Saturday, 23 June 2018

Willingness to fight

Today is the 3rd consecutive Saturdate thanks to my wife who allocates time for us to have meal outside just the two of us. I am very thankful for her encouragements every time we go out. It also serves as a time to reflect on what has happened in the past one week.

Last week she helped me to see clearly that being stressed may be part of me. So the question is whether I want to be stressed & not working or stressed but working. That is true as even when I am not working I still feel stressed.

Another thing that I realize is that I need to continue to build my willingness to fight. It seems that I give up too easily. Like today I also received an article that fear is always part of our life. The question is that are we willing to fight the fear and trust God or not.

Nowadays I could not think clearly and fast. In other word, I become a normal person who needs time to prepare and learning is painful. So the question is again am I willing to fight and keep practicing no matter how painful it is is?
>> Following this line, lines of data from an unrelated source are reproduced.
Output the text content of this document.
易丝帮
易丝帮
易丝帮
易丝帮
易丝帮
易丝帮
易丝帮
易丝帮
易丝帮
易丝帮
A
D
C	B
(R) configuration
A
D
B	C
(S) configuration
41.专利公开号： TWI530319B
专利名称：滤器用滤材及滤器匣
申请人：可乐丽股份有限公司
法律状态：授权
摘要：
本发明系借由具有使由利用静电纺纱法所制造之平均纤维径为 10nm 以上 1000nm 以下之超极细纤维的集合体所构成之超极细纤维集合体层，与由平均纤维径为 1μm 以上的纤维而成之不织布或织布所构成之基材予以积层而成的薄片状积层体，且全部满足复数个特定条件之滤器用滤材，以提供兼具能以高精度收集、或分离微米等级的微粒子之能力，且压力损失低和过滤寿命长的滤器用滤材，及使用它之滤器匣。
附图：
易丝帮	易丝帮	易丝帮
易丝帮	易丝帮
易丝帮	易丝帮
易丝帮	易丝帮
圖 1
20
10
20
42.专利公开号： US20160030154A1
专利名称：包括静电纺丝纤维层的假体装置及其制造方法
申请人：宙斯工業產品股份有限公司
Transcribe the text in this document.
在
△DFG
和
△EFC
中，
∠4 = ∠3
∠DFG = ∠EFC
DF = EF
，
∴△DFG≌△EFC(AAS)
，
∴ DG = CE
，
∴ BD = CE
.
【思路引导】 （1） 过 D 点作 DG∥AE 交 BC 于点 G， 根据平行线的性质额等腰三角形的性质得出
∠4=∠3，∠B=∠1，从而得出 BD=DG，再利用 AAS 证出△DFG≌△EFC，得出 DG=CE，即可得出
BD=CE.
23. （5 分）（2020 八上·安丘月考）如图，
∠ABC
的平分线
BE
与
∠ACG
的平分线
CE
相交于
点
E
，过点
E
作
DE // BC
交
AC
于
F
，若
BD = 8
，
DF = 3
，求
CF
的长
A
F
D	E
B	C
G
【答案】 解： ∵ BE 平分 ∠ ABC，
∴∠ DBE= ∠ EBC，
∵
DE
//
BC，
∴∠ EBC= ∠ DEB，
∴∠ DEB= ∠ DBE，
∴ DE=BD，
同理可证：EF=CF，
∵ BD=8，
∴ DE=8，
Or am I going to give up?

Also, now that I not only have a wife but also a daughter, am I willing to fight for them? Yes, things may not change and I am not sure whether I can keep my work. But again the difference is that do I want to fight and give my best or do I just give up again?

Remember, God is always be with us. The question is that whether we are willing to let Him work by fighting our portion? Or are we just relying on ourselves that when things get tough, we give up? I do not know how I will be doing in the coming two weeks where deadlines are coming. But let’s fight to the best I can, overcome or at least face my fears instead of running away from them.